Post-election Goods and Services Tax (GST) Council meeting is anticipated to take into account the different rate slabs for the textile. This is the first meeting after the elections which is going to held in the initial half of this month and rationale the divergent rates of textile products under the textile sector.
“Removal of anomalies in tax rates in the sector is one of several issues that needs immediate attention,” said a government source.
The new government has started pressing pedals for many reforms which needed urgent attention. According to the government, many GST rates need to rational to let our economy gather pace and flourish. The GST rates under the textile industry are one of them which seeks hair-trigger TLC.
In the current scenario, there are three different rates, which are 5, 12 and 18 per cent, for various textile goods. This inconsistency in rates is troublesome for textile industrialists, especially for the exporters.

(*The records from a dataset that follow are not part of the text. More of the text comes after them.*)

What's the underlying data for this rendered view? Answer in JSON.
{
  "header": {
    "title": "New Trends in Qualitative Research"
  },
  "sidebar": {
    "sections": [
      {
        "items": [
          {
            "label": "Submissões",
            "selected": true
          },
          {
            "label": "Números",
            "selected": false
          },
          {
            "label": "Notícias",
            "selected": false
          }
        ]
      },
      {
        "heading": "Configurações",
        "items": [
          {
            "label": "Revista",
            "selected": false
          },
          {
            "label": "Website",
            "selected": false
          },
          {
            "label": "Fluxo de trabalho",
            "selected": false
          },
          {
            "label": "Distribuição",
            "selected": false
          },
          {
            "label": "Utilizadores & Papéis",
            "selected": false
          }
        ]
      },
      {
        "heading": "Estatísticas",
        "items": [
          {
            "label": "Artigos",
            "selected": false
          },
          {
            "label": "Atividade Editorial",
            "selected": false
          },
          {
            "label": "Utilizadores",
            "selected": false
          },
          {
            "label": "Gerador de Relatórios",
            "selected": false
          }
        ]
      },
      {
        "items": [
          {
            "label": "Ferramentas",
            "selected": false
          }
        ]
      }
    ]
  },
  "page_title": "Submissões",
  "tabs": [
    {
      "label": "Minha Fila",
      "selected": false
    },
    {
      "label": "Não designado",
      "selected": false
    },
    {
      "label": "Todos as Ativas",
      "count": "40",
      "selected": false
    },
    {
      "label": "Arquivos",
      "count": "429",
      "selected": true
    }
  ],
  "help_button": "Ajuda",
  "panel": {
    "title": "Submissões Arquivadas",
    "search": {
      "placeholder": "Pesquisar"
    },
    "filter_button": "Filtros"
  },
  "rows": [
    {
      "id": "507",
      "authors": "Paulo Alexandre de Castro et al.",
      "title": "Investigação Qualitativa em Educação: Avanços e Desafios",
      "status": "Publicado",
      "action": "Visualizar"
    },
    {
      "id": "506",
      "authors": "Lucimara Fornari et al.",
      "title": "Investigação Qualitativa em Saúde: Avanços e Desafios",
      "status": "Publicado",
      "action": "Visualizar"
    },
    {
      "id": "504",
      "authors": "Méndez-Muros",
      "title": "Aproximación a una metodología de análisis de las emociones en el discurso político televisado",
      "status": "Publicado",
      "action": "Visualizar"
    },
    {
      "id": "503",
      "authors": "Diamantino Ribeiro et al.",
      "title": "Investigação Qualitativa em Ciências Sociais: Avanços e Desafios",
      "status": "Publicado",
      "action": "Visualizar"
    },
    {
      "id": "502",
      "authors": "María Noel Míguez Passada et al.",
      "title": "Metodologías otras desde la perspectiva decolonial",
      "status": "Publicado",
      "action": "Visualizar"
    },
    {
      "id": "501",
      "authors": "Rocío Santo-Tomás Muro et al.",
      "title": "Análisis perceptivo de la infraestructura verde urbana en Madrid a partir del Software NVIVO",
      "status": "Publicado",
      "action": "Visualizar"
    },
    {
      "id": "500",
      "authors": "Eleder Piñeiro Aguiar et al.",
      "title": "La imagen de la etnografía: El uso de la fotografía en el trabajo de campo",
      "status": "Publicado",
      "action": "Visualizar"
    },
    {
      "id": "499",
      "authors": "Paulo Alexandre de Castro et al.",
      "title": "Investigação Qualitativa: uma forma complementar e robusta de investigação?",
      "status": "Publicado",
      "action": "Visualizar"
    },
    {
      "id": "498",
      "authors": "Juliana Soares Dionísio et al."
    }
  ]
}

The GST rates need to be rationalised ASAP and in concordant with the international market.
When we consider our GST rates at global font, we discover a single rate regime prevailing in other countries, like Thailand which is having single rate of 10 per cent on textile, China which is having single tax rate slab of 16 per cent for textile products , and Indonesia which has 7 per cent tax rate under textile industry, because of which they are enjoying better products and more profit margins. Whereas in India the disparate is creating hassles for textile dealers, especially during refund to exporters.
In addition to the rarity in the tax rates, the customs duties sum up situation for the exporter. The government is taking measures for intellectualizing the custom duty as well as the GST rates, well-considering the norms of the World Trade Organisation (WTO) and deliberately discussing the issues.
The GST council meeting which is going to hold this month will ratiocinate the same in consonance with the Global market. In addition, the GST council will ponder on curtailing the rate of cement from 28 per cent to 18 per cent. Since this reduction will consequence loss of Rs 13,000 crore to the government treasury so it needs to be backed by an utter and unmitigated consent.